SNAP’s letters urged the Ft. Wayne-South Bend bishop to
Today, SNAP is sending a similar letter to Kalamazoo Bishop Paul J. Bradley, whose diocese includes Niles. (A copy of SNAP’s letter to Bradley, sent this morning by fax and e mail, is below.)
Specifically, the group wants Bishop Bradley and new Indiana Bishop Kevin Rhoades and his staff to use their diocesan websites, diocesan newspapers and dozens of parish bulletins and parish websites to alert parishioners to the allegations against Markey. SNAP also wants the bishops to personally visit parishes near where Markey lived and worked, (even temporarily substituting for a vacationing priest by saying Sunday masses) and prodding victims and witnesses to speak up.
All too often, the group says, Catholic hierarchy does “the bare minimum,” and responds only to subpoenas, rather than taking the initiative to help law enforcement find victims, witnesses and information that can help build strong criminal cases against predator priests.
According to an Irish newspaper, “Markey, 82, was arrested by US marshals last November at his Indiana home in connection with the alleged rape of a 15-year-old boy in 1968. Markey and his attorneys have been fighting the extradition bid since. (He’s) accused of raping a 15-year-old boy twice, including the day of the then-teenager's father's funeral.”
Markey’s lawyers include Mahmoud Bassiouni and Robert Truitt. Assistant US attorney Kenneth Hays has been prosecuting the case.
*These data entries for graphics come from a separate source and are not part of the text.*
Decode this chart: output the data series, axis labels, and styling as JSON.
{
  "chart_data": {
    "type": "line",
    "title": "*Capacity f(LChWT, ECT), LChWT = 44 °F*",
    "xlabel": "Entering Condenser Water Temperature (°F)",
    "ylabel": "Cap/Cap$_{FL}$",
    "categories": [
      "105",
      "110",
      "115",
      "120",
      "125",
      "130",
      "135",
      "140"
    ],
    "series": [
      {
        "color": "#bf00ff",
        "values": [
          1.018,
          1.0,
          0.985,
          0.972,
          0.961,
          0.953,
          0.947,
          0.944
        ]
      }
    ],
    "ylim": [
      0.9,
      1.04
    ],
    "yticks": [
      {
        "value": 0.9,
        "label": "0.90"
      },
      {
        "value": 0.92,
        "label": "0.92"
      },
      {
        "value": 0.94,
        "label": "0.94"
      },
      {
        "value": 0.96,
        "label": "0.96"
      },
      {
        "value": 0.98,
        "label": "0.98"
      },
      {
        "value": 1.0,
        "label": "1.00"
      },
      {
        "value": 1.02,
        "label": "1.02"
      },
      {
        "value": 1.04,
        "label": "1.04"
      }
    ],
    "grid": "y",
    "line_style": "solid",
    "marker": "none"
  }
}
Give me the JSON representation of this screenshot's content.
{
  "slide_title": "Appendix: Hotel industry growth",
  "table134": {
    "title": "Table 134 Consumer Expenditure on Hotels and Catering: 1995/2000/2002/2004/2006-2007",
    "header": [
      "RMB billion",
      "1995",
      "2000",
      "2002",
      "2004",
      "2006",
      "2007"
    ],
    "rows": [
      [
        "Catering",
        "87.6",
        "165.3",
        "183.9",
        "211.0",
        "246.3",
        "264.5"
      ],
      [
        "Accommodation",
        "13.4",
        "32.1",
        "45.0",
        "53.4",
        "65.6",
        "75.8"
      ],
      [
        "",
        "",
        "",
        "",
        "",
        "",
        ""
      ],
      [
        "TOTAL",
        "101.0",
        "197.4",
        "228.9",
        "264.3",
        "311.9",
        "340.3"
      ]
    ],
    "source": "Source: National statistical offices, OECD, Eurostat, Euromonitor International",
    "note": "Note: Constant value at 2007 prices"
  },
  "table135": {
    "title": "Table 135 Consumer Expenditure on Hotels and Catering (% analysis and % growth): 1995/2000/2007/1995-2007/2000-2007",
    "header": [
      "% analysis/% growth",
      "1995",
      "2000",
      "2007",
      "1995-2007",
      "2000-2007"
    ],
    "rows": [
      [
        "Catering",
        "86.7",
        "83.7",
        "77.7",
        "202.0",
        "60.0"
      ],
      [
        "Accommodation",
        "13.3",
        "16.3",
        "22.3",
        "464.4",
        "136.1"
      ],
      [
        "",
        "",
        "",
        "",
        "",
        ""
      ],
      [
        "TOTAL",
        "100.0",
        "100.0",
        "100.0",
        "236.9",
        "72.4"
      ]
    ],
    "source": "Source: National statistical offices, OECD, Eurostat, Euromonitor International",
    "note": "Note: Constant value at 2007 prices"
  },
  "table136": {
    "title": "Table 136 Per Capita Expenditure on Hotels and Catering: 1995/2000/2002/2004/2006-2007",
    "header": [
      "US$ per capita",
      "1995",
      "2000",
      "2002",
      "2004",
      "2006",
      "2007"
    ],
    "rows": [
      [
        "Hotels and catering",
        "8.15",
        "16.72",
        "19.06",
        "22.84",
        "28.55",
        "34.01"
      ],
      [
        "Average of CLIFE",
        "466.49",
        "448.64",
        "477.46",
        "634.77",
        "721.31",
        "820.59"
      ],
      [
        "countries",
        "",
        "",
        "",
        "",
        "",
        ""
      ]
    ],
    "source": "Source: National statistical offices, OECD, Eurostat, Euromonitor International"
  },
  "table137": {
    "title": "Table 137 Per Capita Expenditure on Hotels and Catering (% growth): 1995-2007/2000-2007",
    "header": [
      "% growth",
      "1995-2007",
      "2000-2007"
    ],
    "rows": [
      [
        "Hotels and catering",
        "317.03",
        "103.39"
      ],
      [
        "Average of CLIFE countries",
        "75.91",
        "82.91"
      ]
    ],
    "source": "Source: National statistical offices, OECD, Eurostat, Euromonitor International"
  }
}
The Most Reverend Paul J. Bradley
February 22, 2010
Dear Bishop Bradley:
As you already know, Fr. Francis Markey faces criminal charges in Ireland of twice raping a boy. We believe you have a moral and civic duty to act quickly to help protect the vulnerable and heal the wounded in child sex cases, especially ones like this, where a conviction is possible and a potentially dangerous man might be kept away from children.
It doesn’t matter how or why Markey got here or worked in Michigan. It doesn’t matter who ordained him, has paid him or is paying him. What matters is that you use your considerable power and resources to have law enforcement quickly get to the bottom of these allegations, instead of acting like so many of your colleagues act: passively sitting back, making excuses, and doing little to help heal the wounded or protect the vulnerable.
We hear he’s not on your payroll and hasn’t had a parish assignment in your diocese. And we know it’s tempting to split hairs, deny responsibility, and do nothing. But we hope you will fight that temptation. We hope you realize that if an accused predator is guilty, and if kids are to be protected, every adult (not just his current employer or direct supervisor) must do whatever he/she can to get victims, witnesses and whistleblowers to call law enforcement about known or suspected pedophiles.
Church history, doctrine, structure and practice hold you responsible for the safety and welfare of Catholics in your diocese. So we believe you have an obligation to alert others - both parishioners and the public - about these criminal charges, and aggressively prod people to call the police if they have seen, suspected or suffered any crimes by him.
We also believe you should disclose any allegations that you may have against this priest, and send any records on him you may have, rather than waiting for a subpoena. You aren’t a trained police officer or prosecutor, so you can’t really know what information might be helpful. So we urge you to provide as much paperwork as possible on Markey to criminal authorities. Again, our goal is to help get a quick and fair resolution to this case.
We also urge you to personally visit places he worked (even temporarily substituting for a vacationing priest by saying Sunday masses), prodding victims and witnesses to come forward, get help, call police, protect others and start healing.
Please aggressively reach out to anyone who may have seen, suspected or suffered crimes by Markey. Please use your diocesan website, diocesan newspaper, employees, parish websites and parish bulletins to urge other victims and witnesses to contact law enforcement immediately with any information about this priest.
We hope you will act decisively and quickly to heal those who are in pain and to safeguard those at risk.